Geekery Today: posts from February 13th, 2005

Bureaucratic rationality (posted 13 February 2005)

Cleaning out some of the older links from my newsreader brought me this old news about a bit of Yuletide scroogery from the IRS, courtesy of Alina at Totalitarianism Today (2004-12-23):

As if payroll taxes weren’t enough— here is an example of the IRS almost literally whisking the Christmas turkery from the table-tops of hard-working Americans. According to Brian Hindo of Business Week, many companies used to hand out turkeys this time of year. Now, however, 41% give out coupons, which can be redeemed at any store for a turkey or a tofu turkey or whatever suits the employee’s fancy.

Sensing a little possibility for happiness, the IRS immediately put its best and brightest bureaucrats on the job. Heaven forbid an employee use that coupon to purchase a tub of Whip Cream rather than a fine-feathered friend. The result? The judgement that gift certificates, unlike actual turkeys, are a cash equivalent— and therefore taxable.

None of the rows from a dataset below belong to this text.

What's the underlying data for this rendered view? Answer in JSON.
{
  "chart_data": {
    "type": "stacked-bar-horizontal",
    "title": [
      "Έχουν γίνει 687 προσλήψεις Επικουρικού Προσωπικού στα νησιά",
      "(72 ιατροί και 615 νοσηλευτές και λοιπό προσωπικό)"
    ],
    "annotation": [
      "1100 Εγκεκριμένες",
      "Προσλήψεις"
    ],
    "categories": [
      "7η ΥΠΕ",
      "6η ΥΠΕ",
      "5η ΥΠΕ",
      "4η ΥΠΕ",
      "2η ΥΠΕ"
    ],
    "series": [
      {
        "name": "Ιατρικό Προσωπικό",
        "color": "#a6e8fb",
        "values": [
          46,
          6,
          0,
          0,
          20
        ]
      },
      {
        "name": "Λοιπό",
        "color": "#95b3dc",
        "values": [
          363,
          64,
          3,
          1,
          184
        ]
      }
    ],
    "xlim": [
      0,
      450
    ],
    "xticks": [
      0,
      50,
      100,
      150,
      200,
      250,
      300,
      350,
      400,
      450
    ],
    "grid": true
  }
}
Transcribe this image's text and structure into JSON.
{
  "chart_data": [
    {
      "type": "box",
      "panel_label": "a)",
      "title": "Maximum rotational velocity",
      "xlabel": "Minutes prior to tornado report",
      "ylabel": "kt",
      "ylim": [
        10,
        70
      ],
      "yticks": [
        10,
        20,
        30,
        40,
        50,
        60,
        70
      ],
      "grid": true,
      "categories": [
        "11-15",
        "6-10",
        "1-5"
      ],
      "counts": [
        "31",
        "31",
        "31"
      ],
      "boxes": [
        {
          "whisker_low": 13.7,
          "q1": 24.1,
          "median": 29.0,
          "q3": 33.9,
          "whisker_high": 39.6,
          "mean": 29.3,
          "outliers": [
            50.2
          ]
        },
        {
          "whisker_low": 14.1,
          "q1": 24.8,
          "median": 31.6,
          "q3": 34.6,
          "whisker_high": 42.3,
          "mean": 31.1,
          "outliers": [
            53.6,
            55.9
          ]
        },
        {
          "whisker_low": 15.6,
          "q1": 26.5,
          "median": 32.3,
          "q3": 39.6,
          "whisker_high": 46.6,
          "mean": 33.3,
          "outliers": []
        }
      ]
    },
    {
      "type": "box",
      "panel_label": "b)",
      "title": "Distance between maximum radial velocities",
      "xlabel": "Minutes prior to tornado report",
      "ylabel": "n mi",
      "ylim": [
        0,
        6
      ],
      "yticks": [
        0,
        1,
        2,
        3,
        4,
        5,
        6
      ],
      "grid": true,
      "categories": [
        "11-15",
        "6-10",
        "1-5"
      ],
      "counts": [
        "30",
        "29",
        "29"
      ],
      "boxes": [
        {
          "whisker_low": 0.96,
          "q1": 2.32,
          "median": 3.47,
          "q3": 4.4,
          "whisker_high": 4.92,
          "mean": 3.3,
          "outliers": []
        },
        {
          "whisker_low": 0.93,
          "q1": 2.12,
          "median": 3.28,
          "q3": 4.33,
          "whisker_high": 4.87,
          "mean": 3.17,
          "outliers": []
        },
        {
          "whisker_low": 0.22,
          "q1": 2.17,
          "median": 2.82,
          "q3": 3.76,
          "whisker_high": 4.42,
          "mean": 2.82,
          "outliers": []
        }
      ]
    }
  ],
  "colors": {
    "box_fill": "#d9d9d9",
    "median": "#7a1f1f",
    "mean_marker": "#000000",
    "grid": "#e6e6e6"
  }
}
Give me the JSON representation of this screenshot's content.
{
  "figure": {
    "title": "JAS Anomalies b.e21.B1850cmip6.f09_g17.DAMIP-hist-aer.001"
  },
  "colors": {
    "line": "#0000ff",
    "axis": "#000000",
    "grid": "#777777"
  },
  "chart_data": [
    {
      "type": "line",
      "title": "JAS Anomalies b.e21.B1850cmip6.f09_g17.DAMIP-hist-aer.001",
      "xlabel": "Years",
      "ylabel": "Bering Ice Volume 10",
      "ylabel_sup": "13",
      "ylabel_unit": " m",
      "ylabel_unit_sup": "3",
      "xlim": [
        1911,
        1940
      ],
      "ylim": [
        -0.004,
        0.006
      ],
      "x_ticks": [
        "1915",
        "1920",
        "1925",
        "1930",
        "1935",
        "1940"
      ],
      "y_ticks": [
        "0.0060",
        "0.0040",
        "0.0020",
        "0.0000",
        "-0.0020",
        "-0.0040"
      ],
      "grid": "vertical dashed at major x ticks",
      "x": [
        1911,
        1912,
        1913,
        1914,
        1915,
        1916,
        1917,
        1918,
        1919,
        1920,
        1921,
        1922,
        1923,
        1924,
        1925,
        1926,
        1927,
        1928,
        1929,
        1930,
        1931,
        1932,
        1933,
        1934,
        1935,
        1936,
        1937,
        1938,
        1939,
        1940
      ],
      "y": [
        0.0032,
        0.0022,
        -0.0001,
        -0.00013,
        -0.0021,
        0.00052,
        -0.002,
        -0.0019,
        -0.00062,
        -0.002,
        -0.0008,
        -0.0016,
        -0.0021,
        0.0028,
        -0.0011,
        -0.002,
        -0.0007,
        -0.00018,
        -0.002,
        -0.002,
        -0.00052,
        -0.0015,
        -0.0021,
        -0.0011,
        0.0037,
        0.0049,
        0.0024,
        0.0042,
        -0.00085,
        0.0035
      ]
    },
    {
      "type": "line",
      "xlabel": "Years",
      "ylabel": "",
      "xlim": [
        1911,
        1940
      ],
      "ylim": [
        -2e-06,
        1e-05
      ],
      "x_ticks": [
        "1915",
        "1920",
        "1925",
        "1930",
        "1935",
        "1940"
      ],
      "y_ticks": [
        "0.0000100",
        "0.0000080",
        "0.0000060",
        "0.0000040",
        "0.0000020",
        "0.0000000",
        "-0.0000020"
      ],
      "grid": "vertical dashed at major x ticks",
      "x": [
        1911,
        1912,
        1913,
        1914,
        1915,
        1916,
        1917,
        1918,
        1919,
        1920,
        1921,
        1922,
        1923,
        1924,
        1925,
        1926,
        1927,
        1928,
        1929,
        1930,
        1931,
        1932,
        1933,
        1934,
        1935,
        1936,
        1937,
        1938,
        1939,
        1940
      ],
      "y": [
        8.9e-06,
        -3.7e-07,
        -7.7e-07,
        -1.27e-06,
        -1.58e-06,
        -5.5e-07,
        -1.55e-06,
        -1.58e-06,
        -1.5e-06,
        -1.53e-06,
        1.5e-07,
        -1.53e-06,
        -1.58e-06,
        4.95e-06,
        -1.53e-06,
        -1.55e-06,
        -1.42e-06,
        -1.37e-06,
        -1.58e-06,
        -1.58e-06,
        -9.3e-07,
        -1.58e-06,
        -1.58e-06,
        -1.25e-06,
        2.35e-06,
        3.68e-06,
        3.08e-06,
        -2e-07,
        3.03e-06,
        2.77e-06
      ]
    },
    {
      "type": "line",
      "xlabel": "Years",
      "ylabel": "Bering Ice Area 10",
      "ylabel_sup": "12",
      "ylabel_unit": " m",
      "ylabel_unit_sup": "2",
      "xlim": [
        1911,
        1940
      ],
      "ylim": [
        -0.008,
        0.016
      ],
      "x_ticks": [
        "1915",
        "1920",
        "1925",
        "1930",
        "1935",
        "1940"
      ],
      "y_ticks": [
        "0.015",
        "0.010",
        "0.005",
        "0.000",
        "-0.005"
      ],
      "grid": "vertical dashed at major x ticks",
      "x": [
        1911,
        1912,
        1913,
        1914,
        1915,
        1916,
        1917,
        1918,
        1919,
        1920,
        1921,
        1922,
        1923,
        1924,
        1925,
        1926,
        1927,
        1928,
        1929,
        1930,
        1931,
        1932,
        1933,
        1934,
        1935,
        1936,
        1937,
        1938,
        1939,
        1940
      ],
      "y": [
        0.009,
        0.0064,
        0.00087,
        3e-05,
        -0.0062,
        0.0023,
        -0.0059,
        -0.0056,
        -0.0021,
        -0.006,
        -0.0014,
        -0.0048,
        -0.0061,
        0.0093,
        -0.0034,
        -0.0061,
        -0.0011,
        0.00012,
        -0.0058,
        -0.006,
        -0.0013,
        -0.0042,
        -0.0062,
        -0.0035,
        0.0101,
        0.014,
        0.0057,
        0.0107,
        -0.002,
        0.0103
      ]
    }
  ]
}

With apologies to H.L. Mencken and Max Weber, I think our theoretical lexicon needs revision. Thus:

Bureaucratic rationality, n.: The haunting fear that someone, somewhere, may be happy without permission.

Give ‘em hell, Howard (posted 13 February 2005)

It’s official: the Democratic Party has undergone the world’s first successful spine transplant operation. Howard Dean is now Chair of the Democratic National Committee.

I’m pretty much done with this whole shell game for the forseeable future, but this at least is an encouraging sign in some important respects. The Democratic Party will remain frustrating and limited and limiting. Party electoral politics will remain mostly dull, soul-killing and ultimately pretty futile, even if all you want out of it is to put speedbumps in the way of onrushing Caesarism. But Howard Dean’s ascension will mean

  • Dean is good, remarkably good for a Democrat, on two important things: (1) abortion, (2) the war. He’s kept a solid position, knows how to answer questions without weaseling, and, well, he’s been right all along. He defends his positions as a matter of principle and demands that the rest of the Democratic Party catch up to him, instead of wringing his hands over how much he respects the position of people who want to see everything he stands for destroyed. If Democrats intend to make any headway whatsoever against Bushism and its Know-Nothing blowhard brigade of pundits, they need to take a resolute stance on both abortion and the war, and to form a serious opposition both rhetorically and politically. Dean’s increased leverage as a spokesperson for the Democratic Party means some hope for an unapologetic opposition and for the introduction of some basic cognitive decency into the talking-head world.

  • Dean’s major goal in campaigning for the DNC Chair has always been primarily to shake the upper echelons of the Democratic Party out of the hands of the grubbing apparatchiks. As he put it in his acceptance speech, It won’t take us that long [to win] — not if we stand up for what we believe in, organize at the local level, and recognize that strength does not come from the consultants down. It comes from the grass roots up. Is a Democratic Party that is more attuned to its base and less to the Beltway Bizarro World echo chamber going to be perfect? No, not at all, but it is better than the useless crowd of me-too warmongers and police statists that we have today. An effective and responsive Democratic Party will come up with plenty of stuff that needs to be fought, but if that was the worst thing we had to fight today, we’d be much better off than we have been for many years.

  • Dean’s a funny guy and a great interview. The sooner that he completely replaces the soulless gaze and sibilant verbal slime of Terry McAuliffe on the Sunday morning talk circuit, the better. Besides, cop to it—that scream speech was really funny. Even when Dean blows it on national television, it’s great fun to watch.

He won’t redeem party politics for me, but at least Howard Dean’s ascension offers some hope that there will be a lot more slimy party hacks forced to find themselves a new job, some gauntlets thrown down where they need to be thrown down, and someone in the Democratic Party who, for all his many faults, I can earnestly cheer for. And in these dark times, every ray of light is a pleasant sight to catch.